The commercial slaughter code introduced earlier this year requires all animals to be stunned before they’re killed.

The Jewish practice of shechita, which requires animals to have their throats cut without stunning, had been allowed under previous animal welfare rules.

The new code meant meat processed according to Jewish religious laws would have to be imported from Australia.

Last week, lawyers for representatives of the Jewish community filed legal proceedings against the Minister of Agriculture, seeking a restoration of the right to practise shechita in New Zealand.

A Jewish community spokesperson, David Zwartz, says an agreement for interim relief from the code was reached in court on Monday which will allow the practice of shechita until the matter comes to trial – likely to be next year.

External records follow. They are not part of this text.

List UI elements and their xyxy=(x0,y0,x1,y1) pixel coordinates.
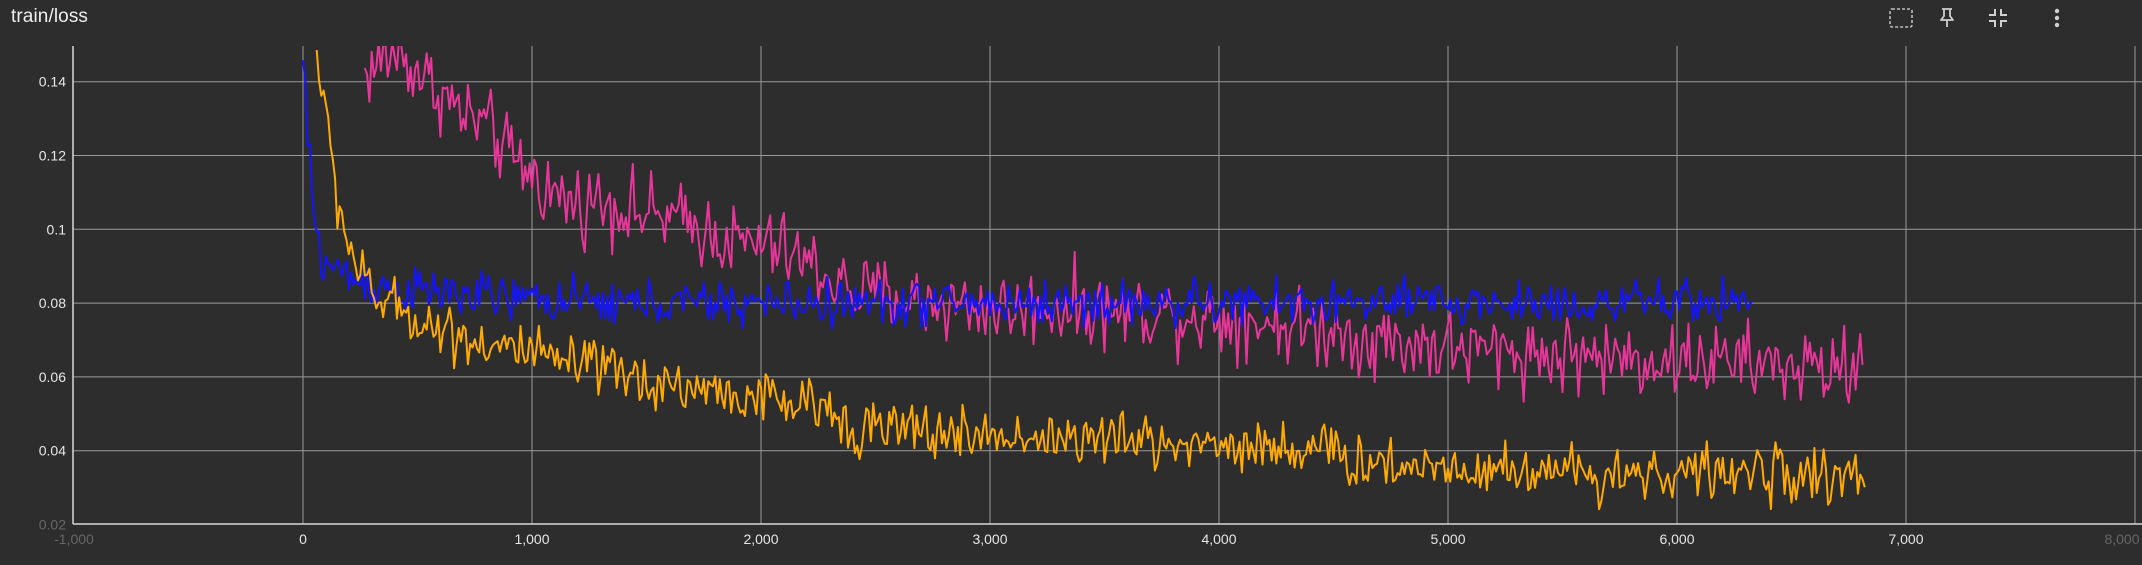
collapse-icon xyxy=(1987,7,2009,29)
more-vert-icon xyxy=(2053,7,2061,29)
card-title: train/loss xyxy=(11,6,89,27)
y-tick-label: 0.12 xyxy=(39,148,66,164)
card-toolbar xyxy=(1889,0,2142,36)
chart-grid xyxy=(73,46,2142,524)
y-tick-label: 0.06 xyxy=(39,369,66,385)
y-tick-label: 0.02 xyxy=(39,517,66,533)
x-tick-label: 0 xyxy=(299,531,307,547)
y-tick-label: 0.1 xyxy=(47,221,67,237)
x-tick-label: 1,000 xyxy=(514,531,549,547)
pin-button[interactable] xyxy=(1932,4,1962,32)
series-line-2 xyxy=(315,49,1866,511)
more-menu-button[interactable] xyxy=(2042,4,2072,32)
x-tick-label: 7,000 xyxy=(1888,531,1923,547)
x-tick-label: 2,000 xyxy=(743,531,778,547)
series-line-1 xyxy=(302,60,1754,330)
fit-domain-button[interactable] xyxy=(1886,4,1916,32)
chart-tick-labels: -1,000 0 1,000 2,000 3,000 4,000 5,000 6,000 7,0… xyxy=(39,74,2140,547)
x-tick-label: 8,000 xyxy=(2104,531,2139,547)
chart-series xyxy=(302,46,1866,511)
collapse-button[interactable] xyxy=(1983,4,2013,32)
x-tick-label: 4,000 xyxy=(1201,531,1236,547)
x-tick-label: -1,000 xyxy=(54,531,94,547)
y-tick-label: 0.08 xyxy=(39,295,66,311)
pin-icon xyxy=(1937,7,1957,29)
chart-axes xyxy=(72,46,2142,525)
y-tick-label: 0.14 xyxy=(39,74,66,90)
x-tick-label: 5,000 xyxy=(1430,531,1465,547)
fit-domain-icon xyxy=(1888,7,1914,29)
x-tick-label: 6,000 xyxy=(1659,531,1694,547)
x-tick-label: 3,000 xyxy=(972,531,1007,547)
y-tick-label: 0.04 xyxy=(39,443,66,459)
card-header: train/loss xyxy=(0,0,2142,40)
series-line-0 xyxy=(363,46,1864,404)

(Source: Radio New Zealand)



One Response

  1. It’s my understanding that even the importation of non-pre-stunned meat is limited under the stunning new “rights” law, and that kosher chicken would not be allowed into the country at all.

    You know, at the end of the day, chicken soup is not a life or death issue. But there is something fundamentally and obviously ridiculous with a government limiting its citizens’ food supply on the basis of unprovable presumptions about the manner in which animals prefer to perish.